Scrapy不会发出POST请求

时间:2016-10-08 22:16:25

标签: python ajax scrapy

我写的Scrapy蜘蛛应该用AJAX处理一些网站。理论上它应该工作正常,而且当我在Scrapy shell中使用fetch()手动使用它时,它可以正常工作,但是当我运行" scrapy crawl ..."我没有在日志中看到任何POST请求,也没有任何项目被删除。它可能是什么,问题的根源是什么?
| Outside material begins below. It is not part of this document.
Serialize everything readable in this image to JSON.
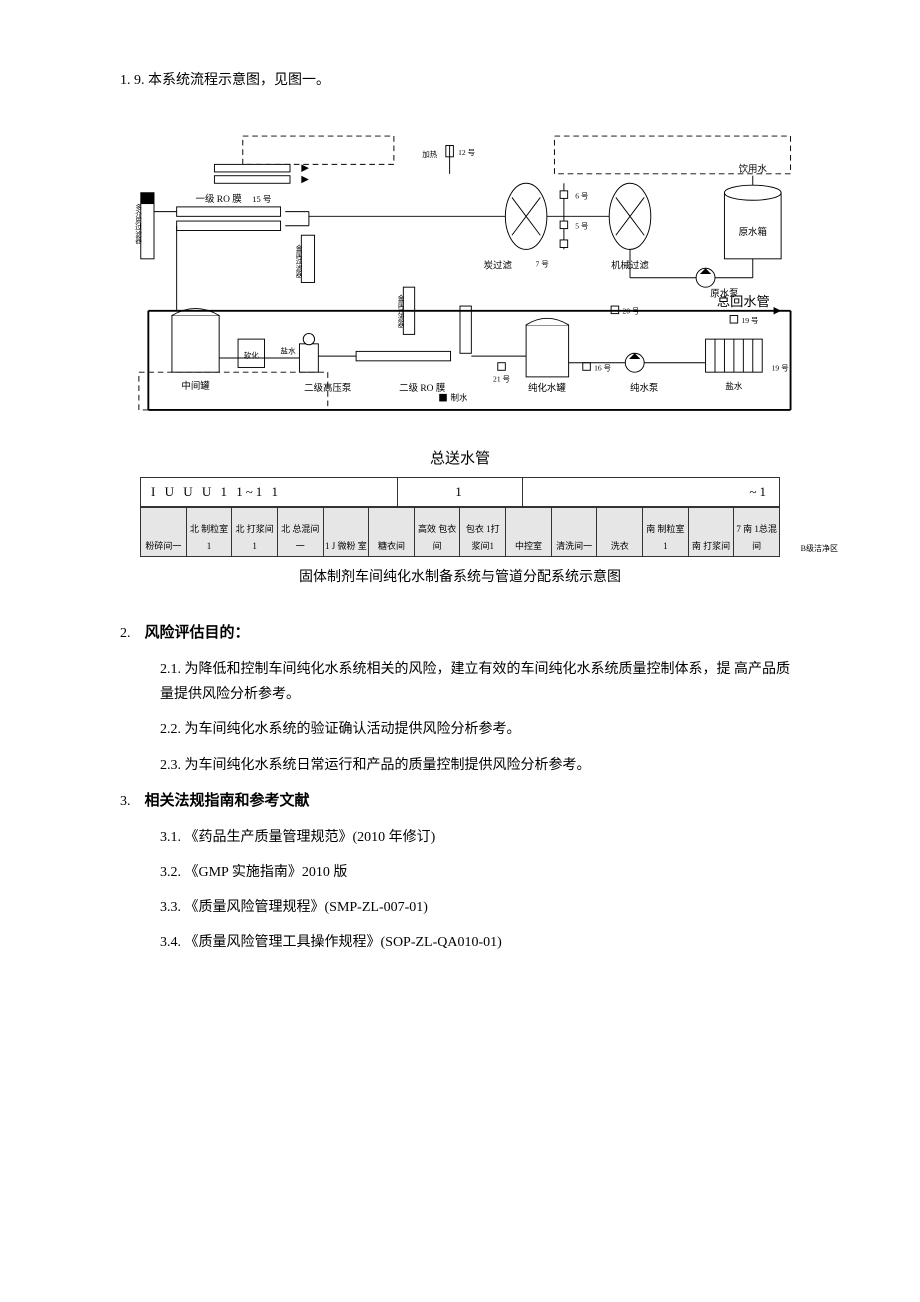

2016-10-09 01:11:16 [scrapy] INFO: Dumping Scrapy stats:
{'downloader/exception_count': 9,
 'downloader/exception_type_count/twisted.internet.error.DNSLookupError': 1,
 'downloader/exception_type_count/twisted.internet.error.TimeoutError': 8,
 'downloader/request_bytes': 106652,
 'downloader/request_count': 263,
 'downloader/request_method_count/GET': 263,
 'downloader/response_bytes': 5644786,
 'downloader/response_count': 254,
 'downloader/response_status_count/200': 252,
 'downloader/response_status_count/301': 1,
 'downloader/response_status_count/302': 1,
 'dupefilter/filtered': 19,
 'finish_reason': 'finished',
 'finish_time': datetime.datetime(2016, 10, 8, 22, 11, 16, 949472),
 'log_count/DEBUG': 265,
 'log_count/INFO': 11,
 'request_depth_max': 3,
 'response_received_count': 252,
 'scheduler/dequeued': 263,
 'scheduler/dequeued/memory': 263,
 'scheduler/enqueued': 263,
 'scheduler/enqueued/memory': 263,
 'start_time': datetime.datetime(2016, 10, 8, 22, 7, 7, 811163)}
2016-10-09 01:11:16 [scrapy] INFO: Spider closed (finished)

日志是:

http://www.spoilertv.com/feeds/posts/default/-/Reviews?start-index=501
http://www.spoilertv.com/feeds/posts/default/-/Reviews?start-index=751
http://www.spoilertv.com/feeds/posts/default/-/Reviews?start-index=1001
....
....
http://www.spoilertv.com/feeds/posts/default/-/Reviews?start-index=10001

1 个答案:

答案 0 :(得分:1)

parseProdPage方法中未使用parseCat方法返回的请求。你应该从屈服开始:yield self.parseProdPage(response)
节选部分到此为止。